A further contribution of this research includes the comparison of the technologies and methods used by detection agents, feature extraction agents, and classification agents. Although the results indicate that an actual implementation of a multiagent NILM system would not require 15 agents (five for detection, five for feature extraction, and five for classification), we opted for reporting all these results in Section 5 to document our results.

Concerning the interpretation of the improvements reported by a multiagent architecture, an important consideration is that an improvement in accuracy from 95.3% to 99.8% could be interpreted merely as a 4.5% improvement and, hence, not being substantial.
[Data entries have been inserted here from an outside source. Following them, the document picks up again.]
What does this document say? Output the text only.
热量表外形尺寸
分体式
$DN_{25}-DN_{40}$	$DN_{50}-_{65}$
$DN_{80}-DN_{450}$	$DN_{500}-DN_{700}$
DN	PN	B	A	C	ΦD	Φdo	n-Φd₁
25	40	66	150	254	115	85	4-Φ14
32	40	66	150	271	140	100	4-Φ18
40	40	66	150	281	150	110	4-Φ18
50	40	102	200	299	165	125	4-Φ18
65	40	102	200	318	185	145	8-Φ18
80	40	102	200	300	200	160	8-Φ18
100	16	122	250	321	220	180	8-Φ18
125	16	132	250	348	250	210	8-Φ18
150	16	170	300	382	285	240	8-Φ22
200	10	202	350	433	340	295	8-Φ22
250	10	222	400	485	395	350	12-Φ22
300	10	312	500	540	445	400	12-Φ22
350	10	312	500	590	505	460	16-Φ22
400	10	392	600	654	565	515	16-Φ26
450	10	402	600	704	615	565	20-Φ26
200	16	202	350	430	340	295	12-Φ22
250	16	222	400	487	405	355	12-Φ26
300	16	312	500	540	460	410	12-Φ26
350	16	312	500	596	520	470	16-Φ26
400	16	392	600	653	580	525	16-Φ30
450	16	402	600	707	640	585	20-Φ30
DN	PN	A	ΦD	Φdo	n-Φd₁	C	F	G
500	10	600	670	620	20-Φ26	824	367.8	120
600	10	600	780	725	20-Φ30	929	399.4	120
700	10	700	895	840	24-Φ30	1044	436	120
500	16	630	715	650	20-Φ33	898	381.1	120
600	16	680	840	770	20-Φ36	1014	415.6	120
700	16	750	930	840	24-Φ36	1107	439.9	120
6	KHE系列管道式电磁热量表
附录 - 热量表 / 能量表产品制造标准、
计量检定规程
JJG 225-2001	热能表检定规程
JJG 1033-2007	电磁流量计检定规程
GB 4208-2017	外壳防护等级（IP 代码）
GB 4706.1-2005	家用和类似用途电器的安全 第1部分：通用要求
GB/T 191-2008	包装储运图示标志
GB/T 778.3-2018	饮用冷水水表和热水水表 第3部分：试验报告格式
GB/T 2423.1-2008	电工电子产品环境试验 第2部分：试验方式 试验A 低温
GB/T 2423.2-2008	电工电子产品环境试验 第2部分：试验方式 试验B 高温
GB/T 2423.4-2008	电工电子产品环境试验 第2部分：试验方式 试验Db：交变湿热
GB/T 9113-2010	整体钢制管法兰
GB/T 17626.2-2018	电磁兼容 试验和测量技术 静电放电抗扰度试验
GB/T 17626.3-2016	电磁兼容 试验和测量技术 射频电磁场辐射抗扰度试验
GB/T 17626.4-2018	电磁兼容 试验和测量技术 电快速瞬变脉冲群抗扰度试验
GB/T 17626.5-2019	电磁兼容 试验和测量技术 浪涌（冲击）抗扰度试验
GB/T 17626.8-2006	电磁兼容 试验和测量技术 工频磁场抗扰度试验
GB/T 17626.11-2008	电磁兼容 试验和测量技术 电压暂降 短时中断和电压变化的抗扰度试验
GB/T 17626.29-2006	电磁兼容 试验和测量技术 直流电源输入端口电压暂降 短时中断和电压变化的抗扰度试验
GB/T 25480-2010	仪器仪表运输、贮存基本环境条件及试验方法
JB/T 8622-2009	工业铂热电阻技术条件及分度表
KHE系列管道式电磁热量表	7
Such an improvement was reported in Table 13 line LIT-SYN-8. However, this result indicates that the errors in classification were reduced from 4.7% to 0.2%. This represents a classification error rate reduction over twenty-fold, which is a significant result of the proposed architecture.

Additionally, as part of our future work, we intend to evaluate the proposed multiagent architecture in other realistic situations, including prolonged tests (days or weeks) in different residential and work environments, as well as premises that make use of distributed generation.